Bicycles Asked by user5369 on February 13, 2021

I’m searching for new tires for my MTB, but I’m lost with the many options available, even within a single brand (like Maxxis). Under “Mountain” category alone, Maxxis lists 22 diferent tires, every one with many variants by size, compound and bead, while the only visible difference for me is the tread pattern.

I understand that big knobs are better for mud, and small/none ones are better for hard surfaces, but how you translate the tread pattern (beside knob size) into handling characteristics? Can you look at a tread and says what it’s good for? Is “climbs and brakes with authority thanks to the opposing parallelogram center tread design” (Maxxis Advantage) just marketing speak or it’s for real?

3 Answers

There's not really a science to tread pattern the way you're hoping for. Sure, there are some basics that you've already caught on to. But there are many, perhaps infinitely many, variables involved in how a tire will handle once you get it into the real world.

Yes, most of the wording on a brand's web site is just marketing speak. Even so, you're better off just trusting what the manufacturer recommends the tire be used for ( downhill cx/ wet/mud/gravel etc ) rather than spending so much time picking apart the details.

To make things easier on yourself, find someone you know that's done this before or ask this site for a recommended and reliable brand. Once you've got a brand you can trust, use their web site to narrow down your selection and just give some tires a try. You've got to start somewhere.

Answered by Scott Hillson on February 13, 2021

Ask the guys you ride with and also complete strangers you meet on the trail, what they use and why.
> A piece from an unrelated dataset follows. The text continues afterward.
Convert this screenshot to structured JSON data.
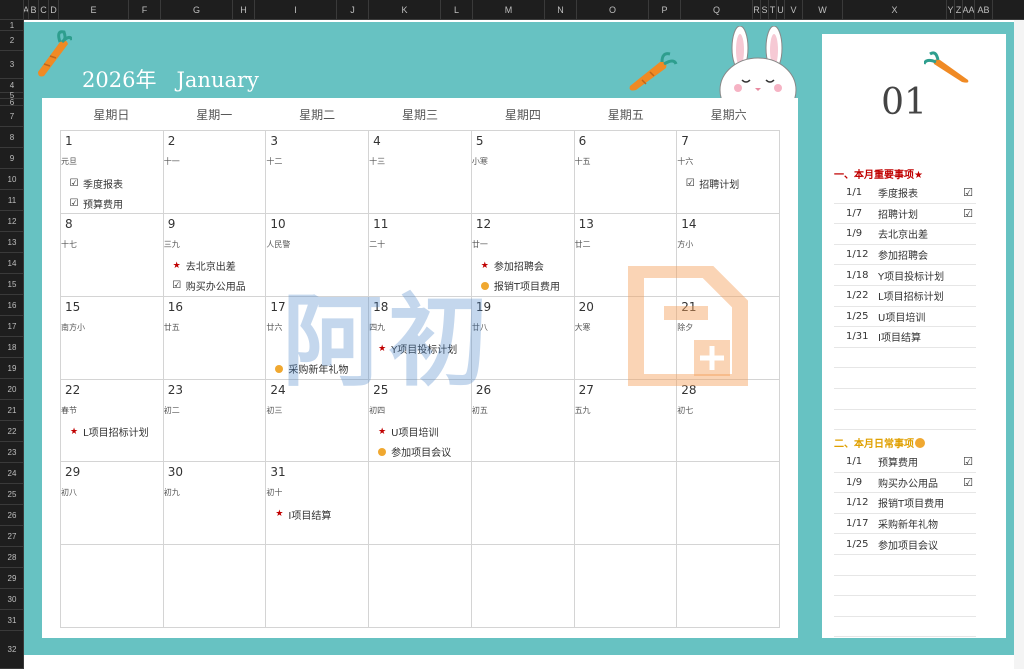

My guess is 9/10 times it was on the bike already, or it was on special.

I have ridden for years, have a range of tires I have tried. Some I have liked better than others, mostly its a trade between speed, traction for braking and acceleration (not my strongest point anyway) and cornering.

A tire is a compromise of the following

  • weight
  • cost
  • Straight line performance (one and/or both directions)
  • Cornering (Predictability and maximums)
  • Puncture resistance

Add to this the types of terrain being ridden (the list gets bigger)

  • Rock
  • Dirt
  • Sand (soft)
  • Hard pack
  • Pavement

Then add

  • Wet
  • Dry

If you are a casual weekend warrior like me, you got to the LBS, ask them for a tire for the trails you regularly ride (which they should know) and hope they gave you something half decent.

Answered by mattnz on February 13, 2021

A central uninterrupted patch makes the MTB tire "OK" (efficient) for road use. enter image description here

Big side knobs make road cornering unpredictable (because they bend and reduce stability). enter image description here

As for the intended purpose (offroad biking) it's black magic to me. Generally large spaced out knobs(above picture) are for mud, more dense patterns for hard-packed (they fill up with mud and become slicks in sticky mud), denser big knobs are supposed to break well enter image description here

Just imagine the tire on the bike and what happens(what slides in which direction) when breaking, cornering, accelerating. Rear tires are typically optimised for efficiency, front ones for grip.